Poagao's Journal

Absolutely Not Your Monkey

Jun 20 2007

6/20 Tuishou

Only Not From HK Guy was at the park when I arrived last night. He was busy doing slow forms, so I busied myself with sword practice. Mr. You appeared, and then Teacher Xu, his son, and the rest of the students in a group walked over from another area of the park where they had congregated before.

I leaned against the railing and did vertical sit ups while Mr. You and NFHK guy pushed at each other. After a while Mr. You called me over to push with NFHK, saying, “You’ve got to try this out on TC.” We lined up, and NFHK reared back and gave me a big shove. That’s your big discovery? I thought. We lined up again and I gave him the same. Mr. You laughed, saying, “You see, he can do that, too!” I just shrugged. Anyone can do that, after all.

“I practice three times a week, so it’s natural that I am improving faster than you,” NFHK told me as we resumed. My session with him was actually pretty good after that. I learned that, as he tends to go for shoulders and long reaches, all I have to do is let my shoulders go limp and lower my stance, and he has nothing to push. From there all I have to do is twist around, he he goes flying. The only problem is knowing what he is going to do before he actually does it.

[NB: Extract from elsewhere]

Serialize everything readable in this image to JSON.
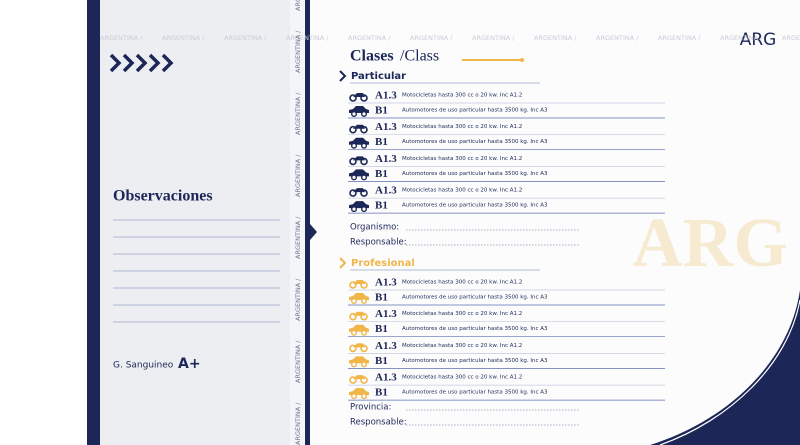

Actually, I’ve found that with most sports, and even other things, being able to see a moment into the future is a useful skill. The best athletes I’ve seen seem to know exactly what’s going to happen before it does. The world-class badminton matches I’ve watched are straight out of H.G. Wells, in that the players get into position to hit a ball that hasn’t even been sent over the net yet.

As usual, what works with one opponent doesn’t work with another, I found when pushing with Mr. You later. His performance and tactics differ every time, it seems. Last night he was all about the quick shove, but I could see he was getting ready to do it well before he did, as he would tense up. The shoulder-relaxing thing didn’t work so well because he tends to go for torso push points. It seems everyone is a different language to learn.

I sat for a while on the curb watching the Tree Root Master teach his little group of followers. It seemed all about meeting force with force, but I have to admit he does have a great grasp of angles.

Teacher Xu told me about using leverage to gain the upper hand in a bout. “You have to make your opponent into a straight line,” he said, “so you can get the leverage to push him over.” He called over the interior designer I pushed with last week. He had been practicing with the tree root group, and we started pushing. It went well enough at first, but he quickly got frustrated and began shoving violently with all his force. If I had to guess, I’d say he was working through a fair bit of anger. It was easy enough to deal with for a while, but it quickly got repetitive and boring. I was tired, but I went along with it until he exhausted himself.

“Think of your opponent as very light, like air,” Teacher Xu told me as the other students were leaving. “Overreaction only gives him the advantage. You must move so that even a mosquito can’t quite land on you,” he added, quoting the Jing Lun, which is sort of the bible of Tai-chi. “If you overreact you won’t be able to take over his power and use it against him.”